O ensaísta, diferentemente de Maquiavel, coloca a honestidade sempre presente no horizonte

da ação política, mas há, de qualquer forma, em seus escritos, aproximações com Maquiavel.

No Renascimento, aquilo que acontece não é mais encarado como inevitável, mas

como obra do destino inconsequente, um capricho da deusa Fortuna:

Na verdade, Fortuna era um dos dois emblemas mais populares do Renascimento; outro era Occasio, a oportunidade. Fortuna é frequentemente mostrada em um barco com timão e vela, a fim de que o homem possa dirigi-la. Mas às vezes ela se transforma em Occasio, tornando-se uma mulher que corre, com longos cabelos caindo em ondas na frente de sua cabeça, mas inteiramente calva na parte de trás. Tudo estava bem se se conseguisse andar com a rapidez necessária para vê-la de frente; um segundo perdido, e seria tarde demais (HALE, 1970, p. 17).

No Renascimento, cada vez mais crescia a suspeita de que a história humana não tinha

uma meta definida a atingir, embora o conhecimento do passado continuasse sendo útil para

governos e governados (História da Historiografia, 2010). Não podemos falar que havia um

telos nem nos estudos conhecidos como studia humanitatis, nem entre os homens que

levavam a cabo tais estudos e que são conhecidos como humanistas.

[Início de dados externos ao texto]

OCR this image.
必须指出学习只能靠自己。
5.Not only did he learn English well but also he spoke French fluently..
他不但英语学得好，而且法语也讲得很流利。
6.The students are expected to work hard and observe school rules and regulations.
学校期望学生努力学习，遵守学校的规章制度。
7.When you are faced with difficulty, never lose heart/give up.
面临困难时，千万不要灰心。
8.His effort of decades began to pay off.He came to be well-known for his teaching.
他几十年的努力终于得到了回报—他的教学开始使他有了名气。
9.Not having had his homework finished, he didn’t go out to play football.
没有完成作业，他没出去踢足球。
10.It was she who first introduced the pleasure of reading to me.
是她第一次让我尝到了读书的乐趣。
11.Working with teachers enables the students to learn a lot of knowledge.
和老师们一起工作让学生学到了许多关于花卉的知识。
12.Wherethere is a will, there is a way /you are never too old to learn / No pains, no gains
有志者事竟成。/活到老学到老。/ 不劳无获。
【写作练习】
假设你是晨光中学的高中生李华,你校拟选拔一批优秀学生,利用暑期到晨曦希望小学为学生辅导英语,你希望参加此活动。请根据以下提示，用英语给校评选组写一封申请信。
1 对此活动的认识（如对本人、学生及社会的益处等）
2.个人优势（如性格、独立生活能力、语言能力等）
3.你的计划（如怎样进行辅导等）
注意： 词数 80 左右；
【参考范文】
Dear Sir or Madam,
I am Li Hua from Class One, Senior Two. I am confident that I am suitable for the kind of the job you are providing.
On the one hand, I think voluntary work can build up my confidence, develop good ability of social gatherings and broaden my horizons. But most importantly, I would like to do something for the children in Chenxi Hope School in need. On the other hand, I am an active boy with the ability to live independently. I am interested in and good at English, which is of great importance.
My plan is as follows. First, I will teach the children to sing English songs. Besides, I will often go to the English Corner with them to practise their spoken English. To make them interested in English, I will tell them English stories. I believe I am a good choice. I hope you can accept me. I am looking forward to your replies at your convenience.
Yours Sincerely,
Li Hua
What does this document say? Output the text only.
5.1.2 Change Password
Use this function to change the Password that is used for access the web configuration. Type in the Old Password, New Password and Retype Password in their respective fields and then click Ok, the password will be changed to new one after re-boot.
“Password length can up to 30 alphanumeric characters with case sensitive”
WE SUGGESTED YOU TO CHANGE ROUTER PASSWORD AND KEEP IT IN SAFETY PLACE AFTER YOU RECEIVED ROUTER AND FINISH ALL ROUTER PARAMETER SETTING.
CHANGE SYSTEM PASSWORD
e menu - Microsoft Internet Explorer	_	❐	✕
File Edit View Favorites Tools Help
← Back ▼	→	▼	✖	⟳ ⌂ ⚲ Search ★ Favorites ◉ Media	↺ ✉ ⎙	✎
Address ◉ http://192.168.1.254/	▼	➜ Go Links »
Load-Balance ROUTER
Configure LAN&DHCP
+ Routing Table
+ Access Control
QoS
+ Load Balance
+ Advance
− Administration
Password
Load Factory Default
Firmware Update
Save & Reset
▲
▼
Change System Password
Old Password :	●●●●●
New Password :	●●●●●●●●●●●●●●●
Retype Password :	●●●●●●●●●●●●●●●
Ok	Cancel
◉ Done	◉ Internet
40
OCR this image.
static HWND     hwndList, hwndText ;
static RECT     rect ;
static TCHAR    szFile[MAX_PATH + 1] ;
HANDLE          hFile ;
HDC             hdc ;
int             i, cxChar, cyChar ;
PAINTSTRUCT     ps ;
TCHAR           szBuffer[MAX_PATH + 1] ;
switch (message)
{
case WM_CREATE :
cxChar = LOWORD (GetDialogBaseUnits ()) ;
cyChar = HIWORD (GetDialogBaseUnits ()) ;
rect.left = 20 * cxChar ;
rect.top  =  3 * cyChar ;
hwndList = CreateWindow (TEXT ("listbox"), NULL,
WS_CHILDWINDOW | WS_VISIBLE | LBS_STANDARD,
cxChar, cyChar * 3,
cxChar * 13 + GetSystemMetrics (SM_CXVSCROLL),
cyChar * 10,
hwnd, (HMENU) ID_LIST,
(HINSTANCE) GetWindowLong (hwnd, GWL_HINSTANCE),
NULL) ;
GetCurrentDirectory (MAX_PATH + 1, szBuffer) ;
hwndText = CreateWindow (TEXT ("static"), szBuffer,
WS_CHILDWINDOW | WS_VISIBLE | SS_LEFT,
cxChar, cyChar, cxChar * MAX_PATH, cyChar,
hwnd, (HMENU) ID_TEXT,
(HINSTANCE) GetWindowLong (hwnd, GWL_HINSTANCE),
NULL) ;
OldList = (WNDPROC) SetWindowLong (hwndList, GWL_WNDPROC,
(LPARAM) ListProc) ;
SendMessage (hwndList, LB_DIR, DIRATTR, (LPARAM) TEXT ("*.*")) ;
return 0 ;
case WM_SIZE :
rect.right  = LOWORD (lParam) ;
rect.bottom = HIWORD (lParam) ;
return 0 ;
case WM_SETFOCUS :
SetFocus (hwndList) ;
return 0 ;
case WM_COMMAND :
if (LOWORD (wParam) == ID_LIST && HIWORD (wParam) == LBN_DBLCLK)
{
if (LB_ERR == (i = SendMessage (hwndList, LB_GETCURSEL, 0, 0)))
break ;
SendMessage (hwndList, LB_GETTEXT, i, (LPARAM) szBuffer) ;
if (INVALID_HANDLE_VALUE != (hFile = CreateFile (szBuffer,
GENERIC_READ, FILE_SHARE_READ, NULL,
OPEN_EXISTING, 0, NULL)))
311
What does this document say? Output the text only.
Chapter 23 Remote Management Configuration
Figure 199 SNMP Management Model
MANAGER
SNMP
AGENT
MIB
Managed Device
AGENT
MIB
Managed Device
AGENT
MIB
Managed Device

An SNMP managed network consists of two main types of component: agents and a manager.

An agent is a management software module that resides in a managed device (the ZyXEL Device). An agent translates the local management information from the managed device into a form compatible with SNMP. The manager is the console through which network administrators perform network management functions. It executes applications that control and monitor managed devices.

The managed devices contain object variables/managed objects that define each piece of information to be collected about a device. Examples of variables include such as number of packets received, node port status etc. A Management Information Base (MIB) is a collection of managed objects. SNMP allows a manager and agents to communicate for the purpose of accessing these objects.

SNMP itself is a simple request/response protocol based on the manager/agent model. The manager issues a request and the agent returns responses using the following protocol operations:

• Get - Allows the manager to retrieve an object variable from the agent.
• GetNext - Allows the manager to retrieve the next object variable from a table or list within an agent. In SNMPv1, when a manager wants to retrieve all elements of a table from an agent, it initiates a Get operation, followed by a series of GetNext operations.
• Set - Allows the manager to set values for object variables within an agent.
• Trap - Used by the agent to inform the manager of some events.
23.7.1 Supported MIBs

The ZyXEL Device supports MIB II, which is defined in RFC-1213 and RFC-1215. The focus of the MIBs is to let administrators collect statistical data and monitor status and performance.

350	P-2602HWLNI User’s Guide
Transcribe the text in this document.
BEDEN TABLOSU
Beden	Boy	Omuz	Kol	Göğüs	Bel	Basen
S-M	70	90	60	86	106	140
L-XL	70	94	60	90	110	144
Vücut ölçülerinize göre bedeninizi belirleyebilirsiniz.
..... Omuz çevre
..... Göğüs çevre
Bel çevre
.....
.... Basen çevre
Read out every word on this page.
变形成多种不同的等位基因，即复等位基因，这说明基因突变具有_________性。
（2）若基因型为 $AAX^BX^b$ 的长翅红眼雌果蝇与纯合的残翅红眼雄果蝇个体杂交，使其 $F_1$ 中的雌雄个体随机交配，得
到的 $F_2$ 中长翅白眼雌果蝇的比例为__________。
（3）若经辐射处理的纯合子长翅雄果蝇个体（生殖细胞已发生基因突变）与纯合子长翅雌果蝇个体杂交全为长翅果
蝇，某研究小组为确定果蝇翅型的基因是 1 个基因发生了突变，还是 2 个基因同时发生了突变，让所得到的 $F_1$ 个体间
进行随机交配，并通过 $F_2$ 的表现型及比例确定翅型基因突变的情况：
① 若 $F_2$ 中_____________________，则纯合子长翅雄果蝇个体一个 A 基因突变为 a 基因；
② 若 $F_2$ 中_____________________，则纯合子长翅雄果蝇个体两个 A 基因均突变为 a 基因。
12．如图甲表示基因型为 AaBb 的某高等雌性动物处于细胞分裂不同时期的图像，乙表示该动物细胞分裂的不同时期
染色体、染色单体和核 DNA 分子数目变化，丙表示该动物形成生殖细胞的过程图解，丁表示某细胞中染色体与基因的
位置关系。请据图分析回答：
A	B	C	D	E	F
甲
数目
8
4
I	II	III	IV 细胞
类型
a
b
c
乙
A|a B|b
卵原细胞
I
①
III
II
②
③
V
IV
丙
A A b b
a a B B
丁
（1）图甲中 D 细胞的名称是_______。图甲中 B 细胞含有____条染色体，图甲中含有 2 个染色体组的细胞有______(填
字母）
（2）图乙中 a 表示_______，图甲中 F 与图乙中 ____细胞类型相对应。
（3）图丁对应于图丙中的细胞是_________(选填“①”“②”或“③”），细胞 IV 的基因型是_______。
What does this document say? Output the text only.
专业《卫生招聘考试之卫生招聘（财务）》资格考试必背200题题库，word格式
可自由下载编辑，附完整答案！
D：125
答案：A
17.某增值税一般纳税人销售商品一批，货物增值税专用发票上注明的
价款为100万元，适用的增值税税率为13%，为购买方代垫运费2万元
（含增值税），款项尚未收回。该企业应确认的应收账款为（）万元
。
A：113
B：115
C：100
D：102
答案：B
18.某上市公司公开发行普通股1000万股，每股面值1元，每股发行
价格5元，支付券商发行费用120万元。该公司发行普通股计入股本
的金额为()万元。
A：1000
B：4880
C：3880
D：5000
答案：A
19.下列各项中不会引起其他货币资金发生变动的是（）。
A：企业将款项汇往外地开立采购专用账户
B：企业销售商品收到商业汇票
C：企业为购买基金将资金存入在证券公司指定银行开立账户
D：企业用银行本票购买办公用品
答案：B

Como não há telos e

como não é possível controlar os acontecimentos, devemos estar em sintonia com o devir,

como é o caso de Montaigne e Maquiavel. Em sua introdução ao livro de Burckchardt, Burke

afirma que a obra O príncipe de Maquiavel representa a objetividade renascentista e a ideia do

Estado como obra de arte (BURKE, 2009, p. 25). Quando Montaigne afirma que os vícios e

as atitudes ilegítimas e desonestas têm função no cimento da sociedade, aproxima-se de

Maquiavel, que compreende a política como arte humana, sem qualquer fundamento maior,

sem um logos organizador, sem um telos (AMES, 2008).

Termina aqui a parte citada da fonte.